Ms Sandford said that ASH had called on the Department of Trade and Industry to investigate the allegations against BAT.
She also pointed out that the World Health Organisation is currently discussing an internationally binding Framework Convention on Tobacco Control, which will include a smuggling protocol and increased penalties against smugglers. But negotiations on the WHO framework are not due to reconvene until October.
WHO figures for 1996 suggest that as much as one third of total world cigarette production is diverted into contraband sales. Smuggled cigarettes are said to be responsible for more than 25 per cent of cigarette consumption in Britain.
Frank ChalmersDirty tricks from a dirty trade
The recent smuggling allegations levelled against BAT represent only the tip of the iceberg of tobacco companies’ attempts to overcome democratic limits placed on their trade.

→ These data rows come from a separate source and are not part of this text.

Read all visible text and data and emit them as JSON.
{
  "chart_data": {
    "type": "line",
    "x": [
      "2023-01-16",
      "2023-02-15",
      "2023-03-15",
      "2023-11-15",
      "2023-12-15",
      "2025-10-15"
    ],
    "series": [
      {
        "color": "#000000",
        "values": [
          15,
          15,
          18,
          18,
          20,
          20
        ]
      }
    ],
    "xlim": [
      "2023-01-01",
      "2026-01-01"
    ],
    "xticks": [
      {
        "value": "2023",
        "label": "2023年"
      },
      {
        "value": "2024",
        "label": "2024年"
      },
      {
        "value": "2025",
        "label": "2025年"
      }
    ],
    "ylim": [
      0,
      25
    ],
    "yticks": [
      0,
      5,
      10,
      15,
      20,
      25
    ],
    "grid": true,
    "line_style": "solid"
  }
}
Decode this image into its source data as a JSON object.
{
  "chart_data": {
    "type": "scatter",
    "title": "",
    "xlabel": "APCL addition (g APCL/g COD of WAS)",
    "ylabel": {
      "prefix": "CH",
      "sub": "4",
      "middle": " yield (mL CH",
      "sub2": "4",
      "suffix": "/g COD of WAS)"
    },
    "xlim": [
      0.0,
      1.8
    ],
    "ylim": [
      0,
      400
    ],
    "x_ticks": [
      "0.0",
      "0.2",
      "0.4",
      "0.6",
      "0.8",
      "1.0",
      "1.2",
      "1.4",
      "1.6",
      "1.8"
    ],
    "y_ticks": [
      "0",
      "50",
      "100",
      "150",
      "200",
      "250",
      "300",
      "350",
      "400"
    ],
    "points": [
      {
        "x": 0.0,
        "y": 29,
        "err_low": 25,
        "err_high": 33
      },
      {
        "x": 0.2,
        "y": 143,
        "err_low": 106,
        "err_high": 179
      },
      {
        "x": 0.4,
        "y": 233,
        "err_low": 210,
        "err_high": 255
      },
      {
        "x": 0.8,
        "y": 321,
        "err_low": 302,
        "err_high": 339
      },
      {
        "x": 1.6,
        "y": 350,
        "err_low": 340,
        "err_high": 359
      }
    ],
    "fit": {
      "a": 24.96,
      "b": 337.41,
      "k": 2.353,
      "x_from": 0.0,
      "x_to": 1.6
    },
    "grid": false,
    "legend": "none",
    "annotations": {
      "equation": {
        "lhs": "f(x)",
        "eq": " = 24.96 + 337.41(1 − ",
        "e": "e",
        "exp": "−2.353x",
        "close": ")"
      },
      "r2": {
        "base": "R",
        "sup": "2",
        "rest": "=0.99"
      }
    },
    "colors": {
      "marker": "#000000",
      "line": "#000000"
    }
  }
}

In 1998, member companies of the RJR Reynolds tobacco company pleaded guilty in a US court to charges related to smuggling cigarettes across the Canadian/US border and were fined $15m.
According to US-based corporate watchdog INFACT, the tobacco industry giant Philip Morris has considered a detailed action plan including ‘countermeasures to contain/neutralise/re-orient the WHO’ and develop ‘specific strategies and plans to blunt their programme initiatives’.
In India, cigarette manufacturers have been targeting children as young as 12 to increase their pool of adults who smoke, the WHO recently heard.
And in the UK, documents shown to a Commons’ select committee indicate that tobacco company Gallaher considered the possibility of smear campaigns being launched against former public health minister Tessa Jowell and Richard Branson. Jowell and Branson were prominent in the campaign to ban cigarette advertising.
Other proposals considered by Gallaher included the erection of billboards on foreign embassies in the UK, as they are outside UK jurisdiction, and the launching of a pirate radio station in international waters to allow the broadcast of cigarette advertising.
A company spokesperson dismissed the proposals as the results of a brainstorming session that were unlikely to be put into practice. ‘We will not do anything that breaks the law or any of the codes and agreements we have,’ he said.